POURQUOI FLORENCE HARTMANN?
Elle est inculpée en août 2008 pour avoir «révélé» dans son livre publié en septembre 2007 l’existence de cet accord datant de 2003 entre le TPIY et l’Etat serbe. Elle est la seule personne inculpée pour avoir dénoncé cet accord. Or, elle n’est ni la seule, ni la première à l’avoir fait. Depuis 3 ans, cet accord relevait du domaine public. Il avait été évoqué dès 2005 par l’Institute of War and Peace Reporting, puis commenté dans le New York Times en 2006 par des journalistes et des spécialistes du droit international. Et en février 2007, lorsque, faute de ces fameuses preuves la Cour Internationale de Justice (qui juge les Etats alors que le Tribunal pénal juge les individus*) disculpe l’Etat serbe de toute responsabilité dans les crimes et massacres en Bosnie, cette décision suscite une véritable controverse publique. C’est seulement en septembre 2007 que sort le livre de Florence Hartmann.
Alors? Le TPIY accuse la journaliste d’avoir eu accès à ces informations pendant ses fonctions de porte-parole du procureur du tribunal (d’octobre 2000 à fin mars 2006). Si cela avait été le cas, pourquoi ne pas l’inculper pour «violation du droit de réserve» et ne pas s’en prendre à l’ensemble de son livre pour le moins dérangeant sur les relations entre la politique et la justice internationale? Pourquoi se focaliser sur 3 pages ? Pour une raison à la fois simple et grave : ces 3 pages (dont les sources se situent hors tribunal) révèlent que cet accord n’avait pas de fondement juridique et aurait dû être annulé.

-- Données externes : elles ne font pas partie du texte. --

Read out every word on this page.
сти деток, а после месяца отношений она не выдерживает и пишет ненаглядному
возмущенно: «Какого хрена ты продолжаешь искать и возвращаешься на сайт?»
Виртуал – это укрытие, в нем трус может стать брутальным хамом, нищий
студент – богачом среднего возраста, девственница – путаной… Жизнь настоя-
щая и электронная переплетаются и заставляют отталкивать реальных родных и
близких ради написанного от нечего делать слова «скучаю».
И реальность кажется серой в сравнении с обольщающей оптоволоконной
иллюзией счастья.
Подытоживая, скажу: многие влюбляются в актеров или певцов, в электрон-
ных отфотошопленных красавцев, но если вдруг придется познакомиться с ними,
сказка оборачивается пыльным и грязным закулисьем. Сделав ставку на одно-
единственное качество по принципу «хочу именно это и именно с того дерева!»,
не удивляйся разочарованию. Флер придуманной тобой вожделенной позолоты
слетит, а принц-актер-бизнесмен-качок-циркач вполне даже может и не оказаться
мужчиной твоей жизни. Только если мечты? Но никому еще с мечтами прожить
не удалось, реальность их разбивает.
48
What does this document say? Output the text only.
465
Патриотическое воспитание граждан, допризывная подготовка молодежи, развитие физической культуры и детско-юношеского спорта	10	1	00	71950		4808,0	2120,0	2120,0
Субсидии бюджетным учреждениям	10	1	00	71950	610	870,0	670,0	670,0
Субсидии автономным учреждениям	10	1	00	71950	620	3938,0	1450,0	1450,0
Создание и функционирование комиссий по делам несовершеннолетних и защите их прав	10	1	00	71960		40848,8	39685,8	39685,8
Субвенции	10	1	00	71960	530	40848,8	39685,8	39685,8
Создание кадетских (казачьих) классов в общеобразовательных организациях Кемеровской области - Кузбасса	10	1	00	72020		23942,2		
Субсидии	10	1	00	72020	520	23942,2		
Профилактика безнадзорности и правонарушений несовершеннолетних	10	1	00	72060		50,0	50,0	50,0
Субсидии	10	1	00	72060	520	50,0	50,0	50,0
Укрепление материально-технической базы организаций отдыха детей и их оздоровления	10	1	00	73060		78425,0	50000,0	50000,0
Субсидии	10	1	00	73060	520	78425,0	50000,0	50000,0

UNE INSTRUCTION ENTACHEE D’IRREGULARITES

Depuis l’inculpation de Florence Hartmann, en août 2008, la défense a vidé une bonne partie du dossier d’accusation. En particulier, elle a prouvé le manque d’impartialité des juges chargés de la juger et obtenu leur limogeage en mars 2009. Le procureur a renoncé à la plupart de ses témoins et ne dispose plus de témoin à charge. Seuls deux témoins experts et indirects seront, semble-t-il, présentés. Parallèlement une mobilisation s’est mise en place, avec des groupes de soutien, des éditoriaux de personnalités du monde juridique, des anciens ministres, des journalistes dont plusieurs sections nationales de l’Association des Journalistes Européens, une pétition internationale regroupant des signataires de plus de 30 pays.

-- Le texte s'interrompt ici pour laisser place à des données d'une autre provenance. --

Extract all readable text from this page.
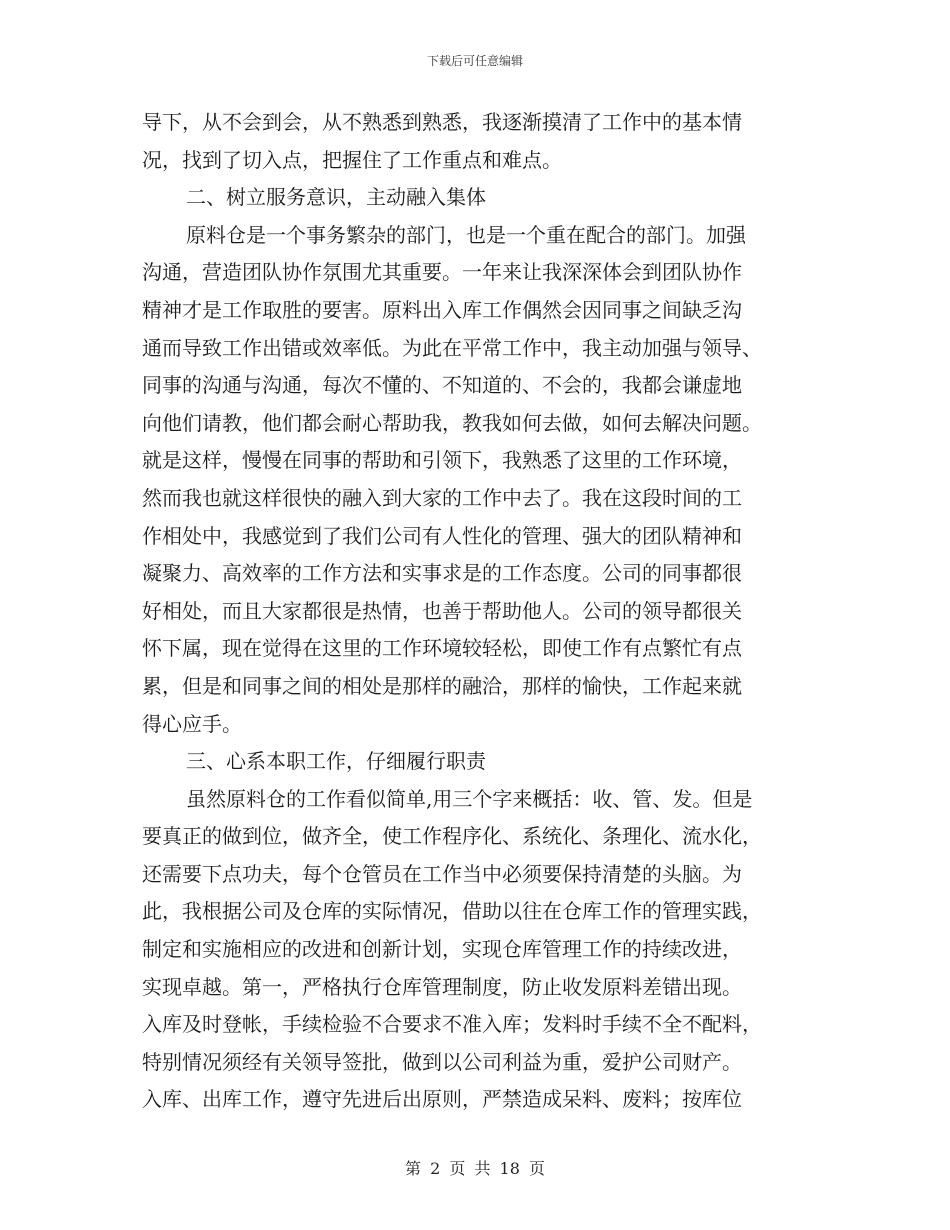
下载后可任意编辑
导下，从不会到会，从不熟悉到熟悉，我逐渐摸清了工作中的基本情
况，找到了切入点，把握住了工作重点和难点。
二、树立服务意识，主动融入集体
原料仓是一个事务繁杂的部门，也是一个重在配合的部门。加强
沟通，营造团队协作氛围尤其重要。一年来让我深深体会到团队协作
精神才是工作取胜的要害。原料出入库工作偶然会因同事之间缺乏沟
通而导致工作出错或效率低。为此在平常工作中，我主动加强与领导、
同事的沟通与沟通，每次不懂的、不知道的、不会的，我都会谦虚地
向他们请教，他们都会耐心帮助我，教我如何去做，如何去解决问题。
就是这样，慢慢在同事的帮助和引领下，我熟悉了这里的工作环境，
然而我也就这样很快的融入到大家的工作中去了。我在这段时间的工
作相处中，我感觉到了我们公司有人性化的管理、强大的团队精神和
凝聚力、高效率的工作方法和实事求是的工作态度。公司的同事都很
好相处，而且大家都很是热情，也善于帮助他人。公司的领导都很关
怀下属，现在觉得在这里的工作环境较轻松，即使工作有点繁忙有点
累，但是和同事之间的相处是那样的融洽，那样的愉快，工作起来就
得心应手。
三、心系本职工作，仔细履行职责
虽然原料仓的工作看似简单,用三个字来概括：收、管、发。但是
要真正的做到位，做齐全，使工作程序化、系统化、条理化、流水化，
还需要下点功夫，每个仓管员在工作当中必须要保持清楚的头脑。为
此，我根据公司及仓库的实际情况，借助以往在仓库工作的管理实践，
制定和实施相应的改进和创新计划，实现仓库管理工作的持续改进，
实现卓越。第一，严格执行仓库管理制度，防止收发原料差错出现。
入库及时登帐，手续检验不合要求不准入库；发料时手续不全不配料，
特别情况须经有关领导签批，做到以公司利益为重，爱护公司财产。
入库、出库工作，遵守先进后出原则，严禁造成呆料、废料；按库位
第 2 页 共 18 页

SI FLORENCE HARTMANN EST Y CONDAMNEE?
Ce sera une grave défaite pour :

  • L’information : A partir de la condamnation, toute allusion publique aux trois pages du livre de Florence Hartmann sera un délit pénal.
  • Le droit : Ce procès est de bout en bout une aberration juridique dénoncée de façon quasi unanime par les spécialistes du droit international. De plus, comment s’expliquer un tel acharnement sur cette journaliste entièrement dévouée à la cause humanitaire alors qu’il y a des urgences autrement cruciales : le TPI ferme ses portes dans deux ans alors qu’il n’a jugé ni Radovan Karadzic, ni Ratko Mladic, ni Jovica Stanisic, principaux responsables des crimes commis en Bosnie-Herzégovine , et que Slobodan Milosevic est mort en prison avant d’avoir été condamné. Interrogé sur France Culture en janvier 2009, voici de ce que disait Robert Badinter sur cette affaire: «Je rappelle encore une fois la mission du TPI: elle n’est pas de veiller à ce que des informations obtenues dans le cadre des fonctions de X ou Y ne soient pas révélées, elle est la poursuite des criminels contre l’humanité. C’est déjà une assez haute mission pour qu’il ne s’en détourne pas».
  • Les victimes. L’interdiction d’utiliser les 3 pages du livre de Florence Hartmann ferme tout recours des victimes (les familles des 150 000 morts, les femmes violées, les hommes détenus dans des camps, etc.) pour contester l’accord litigieux entre la Serbie et le TPI et rouvrir le dossier de la responsabilité de l’Etat serbe. C’est une double peine qui leur est infligée, celle de la souffrance doublée du sentiment d’injustice. Leur demande d’être entendues au procès de notre consœur a été rejetée en mai dernier par les juges du TPIY. Leurs représentants viendront néanmoins à La Haye et s’assiéront avec le public. D’autres manifesteront à Sarajevo lundi 15 juin dans la matinée devant le bâtiment des Nations unies.
  • * En 1993, l’Etat de Bosnie-Herzégovine avait porté plainte contre l’Etat serbe auprès de la CIJ pour génocide

    Voici donc ces pages:

    Paix et Châtiment (pages 120 à 122 (3900 s)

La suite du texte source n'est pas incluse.